Now, ultimately, we have to do the work to dismantle those thoughts. But we can’t dismantle the things that we don’t know are there.

Finally, the third question is: What do you want your relationship with alcohol to look like? A lot of times, what we do, is we get in the position of just articulating what we don’t want our drinking to look like, right? “I don’t want to do dumb stuff. I don’t want it to be an everyday thing.”

But it’s so powerful to really articulate, okay, but what do you want? I truly think a big part of me back then would have been happy not drinking if I felt like I could get all the benefits without it. Which for me, back then, it was, “Well, that’s obviously impossible, right? This is how I access the fun version of myself. This is what I do. This is how I relax. It’s how I blow off steam. It’s how I socialize.”

And so, really starting to say, “Well, truly, what I would want my relationship to look like, it would look like this. And recognizing, yeah, but I don’t think some of those things are possible without it.” But just having the exercise of, what do I actually want? So, not just going to this place of quantity. What’s the feeling that you’re after? What would it be like to feel like you don’t need it in certain situations? Or it wasn’t weird to say no?

This can be an incredibly, incredibly powerful question. So, really thinking about it, these three questions. If you have this moment where someone makes a throwaway comment, but you have a really disproportionate reaction, you just ask yourself: What’s underneath my defensiveness? Why is saying no hard? What do I actually want my relationship with alcohol to look like?

Those answers can reveal so much. You can use the subtle comments that people make to actually articulate something for yourself that we often don’t think about or don’t actually want to look at. That’s not what I did, back in that situation with Tad. I got angry. I got defensive. I turned him into the problem, and I wrote him off.

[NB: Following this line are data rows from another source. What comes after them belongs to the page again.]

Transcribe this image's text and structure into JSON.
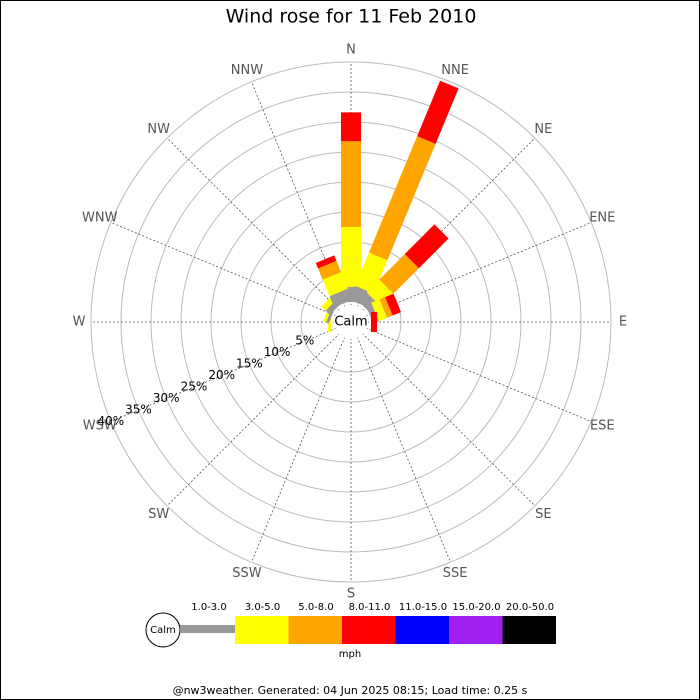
{
  "chart_data": {
    "type": "wind_rose",
    "title": "Wind rose for 11 Feb 2010",
    "categories": [
      "N",
      "NNE",
      "NE",
      "ENE",
      "E",
      "ESE",
      "SE",
      "SSE",
      "S",
      "SSW",
      "SW",
      "WSW",
      "W",
      "WNW",
      "NW",
      "NNW"
    ],
    "series": [
      {
        "name": "1.0-3.0",
        "color": "#999999",
        "values": [
          2.5,
          2.5,
          2,
          1,
          0,
          0,
          0,
          0,
          0,
          0,
          0,
          0,
          0,
          0.5,
          1,
          2
        ]
      },
      {
        "name": "3.0-5.0",
        "color": "#ffff00",
        "values": [
          10,
          6,
          3,
          1.5,
          0,
          0,
          0,
          0,
          0,
          0,
          0,
          0,
          0.5,
          0.5,
          1,
          3
        ]
      },
      {
        "name": "5.0-8.0",
        "color": "#ffa500",
        "values": [
          14.3,
          21,
          6,
          1,
          0,
          0,
          0,
          0,
          0,
          0,
          0,
          0,
          0,
          0,
          0,
          2
        ]
      },
      {
        "name": "8.0-11.0",
        "color": "#ff0000",
        "values": [
          4.8,
          10,
          7,
          1.5,
          1,
          0,
          0,
          0,
          0,
          0,
          0,
          0,
          0,
          0,
          0,
          1
        ]
      },
      {
        "name": "11.0-15.0",
        "color": "#0000ff",
        "values": [
          0,
          0,
          0,
          0,
          0,
          0,
          0,
          0,
          0,
          0,
          0,
          0,
          0,
          0,
          0,
          0
        ]
      },
      {
        "name": "15.0-20.0",
        "color": "#a020f0",
        "values": [
          0,
          0,
          0,
          0,
          0,
          0,
          0,
          0,
          0,
          0,
          0,
          0,
          0,
          0,
          0,
          0
        ]
      },
      {
        "name": "20.0-50.0",
        "color": "#000000",
        "values": [
          0,
          0,
          0,
          0,
          0,
          0,
          0,
          0,
          0,
          0,
          0,
          0,
          0,
          0,
          0,
          0
        ]
      }
    ],
    "calm_label": "Calm",
    "calm_color": "#999999",
    "unit": "mph",
    "rlim": [
      0,
      40
    ],
    "rticks": [
      {
        "value": 5,
        "label": "5%"
      },
      {
        "value": 10,
        "label": "10%"
      },
      {
        "value": 15,
        "label": "15%"
      },
      {
        "value": 20,
        "label": "20%"
      },
      {
        "value": 25,
        "label": "25%"
      },
      {
        "value": 30,
        "label": "30%"
      },
      {
        "value": 35,
        "label": "35%"
      },
      {
        "value": 40,
        "label": "40%"
      }
    ],
    "footer": "@nw3weather. Generated: 04 Jun 2025 08:15; Load time: 0.25 s"
  }
}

And I shoved all the anxiety and worries and shame that I had, I just pushed them further down. Doing that meant that I was further away from the solution that I wanted. So, we can look back and, I don’t know, think about whether or not he was right. I mean, I really did like to drink. But as I understand it now, not for the reasons that I thought.

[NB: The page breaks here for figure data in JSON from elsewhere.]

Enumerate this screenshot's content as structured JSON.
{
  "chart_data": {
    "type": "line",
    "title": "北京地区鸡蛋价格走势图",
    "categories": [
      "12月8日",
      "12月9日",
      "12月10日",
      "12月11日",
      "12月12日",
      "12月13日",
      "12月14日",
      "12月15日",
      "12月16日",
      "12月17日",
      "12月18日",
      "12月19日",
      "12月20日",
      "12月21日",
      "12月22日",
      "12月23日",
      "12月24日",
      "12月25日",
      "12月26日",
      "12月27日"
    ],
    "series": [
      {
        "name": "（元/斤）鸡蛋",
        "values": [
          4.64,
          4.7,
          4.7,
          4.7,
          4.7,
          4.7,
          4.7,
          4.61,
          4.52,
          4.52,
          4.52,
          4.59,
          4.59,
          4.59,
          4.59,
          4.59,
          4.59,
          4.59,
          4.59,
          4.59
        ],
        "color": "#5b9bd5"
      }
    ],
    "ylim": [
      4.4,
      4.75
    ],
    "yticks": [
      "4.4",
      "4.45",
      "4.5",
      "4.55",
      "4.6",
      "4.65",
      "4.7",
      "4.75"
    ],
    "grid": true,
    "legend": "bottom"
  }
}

All that shame that bubbled up inside of me when he made that comment, it wasn’t because something was wrong with me. It was because I was living in a society where I was made to feel like drinking was just supposed to come naturally. Right?

You shouldn’t need any guidance or any instruction. You shouldn’t need any explanation about how to handle urges or excuses or need to know anything about your brain. Which, now I can see how ludicrous all of that is. But ultimately, that moment with him was a moment that I didn’t know how to use to actually get closer to my goal and figure out my drinking. I only knew how to dig my heels in.

That’s what I want to help all of you avoid by offering you these questions. Because the thing is, people are going to make comments sometimes, right? Sometimes, it’s truly innocent. Sometimes, it’s super judgmental. Sometimes the comments might come from a loving place, and a place of being worried about you. And sometimes it comes from a place of trying to feel better about their own drinking or feeling kind of superior.

These subtle comments, we spend so much time kind of being defensive, or trying to understand the implied meaning behind it, but what I want you to just think about is: How can I use this moment to my advantage? And the way to do that is to spend some time answering these three questions.